他的语气轻松,仿佛只是去赴一场普通的饭局,但张朋知道,这位看似慵懒的卷发侦探,已经开始布下他的网了。而那些隐藏在繁华都市表象下的秘密,如同热干面碗底沉淀的芝麻酱,终将被他一点点,耐心地,搅拌开来,露出原本的面目。
高铁继续向南行驶,载着这两位来自武汉的“访客”,驶向了那个充满迷雾和诱惑的魔都——上海。一场围绕着金钱、权力和人性的较量,才刚刚拉开序幕。而欧阳俊杰知道,这盘棋,远比他想象的,还要复杂,还要“烧脑”。但他喜欢这种感觉,这种在蛛丝马迹中寻找真相,在看似平淡的生活场景中捕捉阴谋的快感,就像阿加莎笔下的波洛,总能在最不可能的地方,发现最关键的线索。
“‘生活是一条巨大的链条,只要见到其中的一环,整个链条的情况就可推想出来了。’”欧阳俊杰低声念着福尔摩斯的名言,眼神深邃而坚定,“我们现在,已经找到了好几环了,不是吗?”
张朋看着他胸有成竹的样子,无奈地叹了口气,却也隐隐多了几分期待。他知道,欧阳俊杰一旦认真起来,就没有什么谜题是他解不开的。
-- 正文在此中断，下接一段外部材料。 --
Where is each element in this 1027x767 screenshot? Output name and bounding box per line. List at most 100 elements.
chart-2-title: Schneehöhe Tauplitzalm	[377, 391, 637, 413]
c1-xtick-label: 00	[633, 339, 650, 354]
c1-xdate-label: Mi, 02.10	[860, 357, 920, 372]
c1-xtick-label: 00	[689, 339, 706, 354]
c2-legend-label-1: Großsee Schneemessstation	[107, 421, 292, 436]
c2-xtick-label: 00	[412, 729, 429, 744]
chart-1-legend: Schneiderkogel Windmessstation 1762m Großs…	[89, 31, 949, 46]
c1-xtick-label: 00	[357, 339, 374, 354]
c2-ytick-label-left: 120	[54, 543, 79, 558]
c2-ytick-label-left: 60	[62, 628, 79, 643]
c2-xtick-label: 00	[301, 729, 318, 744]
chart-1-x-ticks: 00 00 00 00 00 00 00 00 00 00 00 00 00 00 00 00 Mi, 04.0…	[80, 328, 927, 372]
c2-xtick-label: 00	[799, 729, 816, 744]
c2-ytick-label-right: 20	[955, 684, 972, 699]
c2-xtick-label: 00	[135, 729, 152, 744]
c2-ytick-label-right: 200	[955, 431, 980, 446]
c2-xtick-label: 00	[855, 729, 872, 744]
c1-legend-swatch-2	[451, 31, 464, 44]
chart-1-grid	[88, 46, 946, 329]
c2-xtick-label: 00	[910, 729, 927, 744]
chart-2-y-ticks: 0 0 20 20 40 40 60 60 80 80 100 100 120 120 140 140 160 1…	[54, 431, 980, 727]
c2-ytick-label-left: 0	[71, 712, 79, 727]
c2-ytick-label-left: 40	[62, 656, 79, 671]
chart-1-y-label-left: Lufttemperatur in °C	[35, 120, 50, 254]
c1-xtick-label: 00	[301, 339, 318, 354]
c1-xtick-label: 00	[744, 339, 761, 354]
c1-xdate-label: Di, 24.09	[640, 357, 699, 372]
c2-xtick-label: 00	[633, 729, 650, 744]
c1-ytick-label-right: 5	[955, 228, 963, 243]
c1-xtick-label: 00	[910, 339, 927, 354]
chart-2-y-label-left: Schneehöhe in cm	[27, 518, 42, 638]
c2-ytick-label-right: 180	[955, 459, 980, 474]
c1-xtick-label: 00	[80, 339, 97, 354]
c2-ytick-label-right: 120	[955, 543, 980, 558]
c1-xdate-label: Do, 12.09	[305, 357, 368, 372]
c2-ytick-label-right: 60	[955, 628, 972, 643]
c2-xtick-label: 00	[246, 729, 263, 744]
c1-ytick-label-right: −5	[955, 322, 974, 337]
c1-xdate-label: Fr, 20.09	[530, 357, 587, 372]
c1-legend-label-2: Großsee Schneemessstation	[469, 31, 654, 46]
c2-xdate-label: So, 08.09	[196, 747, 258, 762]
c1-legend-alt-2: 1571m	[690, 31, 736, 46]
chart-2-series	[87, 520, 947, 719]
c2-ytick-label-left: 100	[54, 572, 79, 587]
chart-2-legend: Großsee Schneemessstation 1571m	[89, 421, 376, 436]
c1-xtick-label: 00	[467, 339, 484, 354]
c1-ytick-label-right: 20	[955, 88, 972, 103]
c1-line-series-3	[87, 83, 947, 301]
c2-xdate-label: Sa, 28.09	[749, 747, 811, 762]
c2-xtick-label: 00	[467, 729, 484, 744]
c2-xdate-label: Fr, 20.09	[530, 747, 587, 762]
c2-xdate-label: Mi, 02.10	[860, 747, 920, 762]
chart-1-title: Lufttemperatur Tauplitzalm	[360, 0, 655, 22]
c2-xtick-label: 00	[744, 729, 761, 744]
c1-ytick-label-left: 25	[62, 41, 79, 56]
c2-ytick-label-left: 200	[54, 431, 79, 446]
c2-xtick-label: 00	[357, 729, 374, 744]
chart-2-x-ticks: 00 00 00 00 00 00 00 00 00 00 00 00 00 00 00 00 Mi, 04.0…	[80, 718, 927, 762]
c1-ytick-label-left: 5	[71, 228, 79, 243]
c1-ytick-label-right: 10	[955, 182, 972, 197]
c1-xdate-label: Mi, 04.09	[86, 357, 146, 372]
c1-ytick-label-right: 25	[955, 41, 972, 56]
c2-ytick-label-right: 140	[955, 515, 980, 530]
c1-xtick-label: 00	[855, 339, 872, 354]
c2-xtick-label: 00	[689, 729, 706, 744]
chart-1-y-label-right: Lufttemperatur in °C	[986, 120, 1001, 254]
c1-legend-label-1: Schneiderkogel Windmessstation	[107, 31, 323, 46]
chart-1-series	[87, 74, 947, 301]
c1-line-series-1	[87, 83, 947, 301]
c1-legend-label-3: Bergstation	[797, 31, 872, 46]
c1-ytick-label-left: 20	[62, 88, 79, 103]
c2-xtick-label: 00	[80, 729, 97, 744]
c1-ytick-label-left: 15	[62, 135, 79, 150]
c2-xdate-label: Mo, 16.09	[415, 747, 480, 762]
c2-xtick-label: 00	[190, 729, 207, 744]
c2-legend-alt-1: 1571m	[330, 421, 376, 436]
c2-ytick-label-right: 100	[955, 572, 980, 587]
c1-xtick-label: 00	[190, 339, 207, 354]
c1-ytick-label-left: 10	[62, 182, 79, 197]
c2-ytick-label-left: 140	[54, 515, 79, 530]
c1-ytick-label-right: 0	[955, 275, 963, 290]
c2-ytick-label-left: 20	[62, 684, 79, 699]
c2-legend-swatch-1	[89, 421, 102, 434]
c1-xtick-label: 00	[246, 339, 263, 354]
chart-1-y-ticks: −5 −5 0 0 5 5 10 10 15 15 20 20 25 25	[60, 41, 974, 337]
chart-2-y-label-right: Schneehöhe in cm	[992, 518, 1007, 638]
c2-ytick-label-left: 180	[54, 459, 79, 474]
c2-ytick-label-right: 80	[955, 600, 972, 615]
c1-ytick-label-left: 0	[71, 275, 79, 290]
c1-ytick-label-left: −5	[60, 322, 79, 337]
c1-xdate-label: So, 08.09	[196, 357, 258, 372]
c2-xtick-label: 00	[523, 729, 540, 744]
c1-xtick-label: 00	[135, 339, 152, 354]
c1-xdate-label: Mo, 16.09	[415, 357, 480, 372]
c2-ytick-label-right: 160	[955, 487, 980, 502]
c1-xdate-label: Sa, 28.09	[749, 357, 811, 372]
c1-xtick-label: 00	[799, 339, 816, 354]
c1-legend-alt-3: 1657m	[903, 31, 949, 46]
哪怕这个谜题,包裹在厚厚的“金玉其外”之下。
第八章 魔都的晨间序曲与暗流
高铁准点驶入上海虹桥站,带着一身旅途的微尘与倦怠。欧阳俊杰伸了个懒腰,长至胸前的卷发随着这个慵懒的动作而波浪般起伏,几缕发丝不羁地垂落在额前,遮挡了他眼中一闪而过的锐利。他打了个哈欠,声音带着刚睡醒般的沙哑:“终于到了……这高铁坐得,比当年在部队拉练还累……”
张朋早已习惯了他这副没骨头的样子,一边拿起两人的行李箱,一边没好气地说:“得了吧你,全程不是睡就是对着个破本子涂涂画画,累的是我,光听你那些‘阿婆说’就够我受的了。”
“‘阿婆说’的都是真理,朋友……”欧阳俊杰慢悠悠地跟在后面,不紧不慢地走着,“‘旅行是消除无知和仇恨的最好方法。’马克·吐温先生的话,总是这么精辟。我们这趟,可不仅仅是旅行,是‘工作’,是为了消除‘无知’——关于某个金玉其外的谜局的无知。”
“少来这套,”张朋推着行李车,穿梭在熙熙攘攘的人流中,“先去事务所上海联络点放行李,然后找地方吃早饭。我可告诉你,到了上海,别老惦记你那热干面,尝尝本地特色。”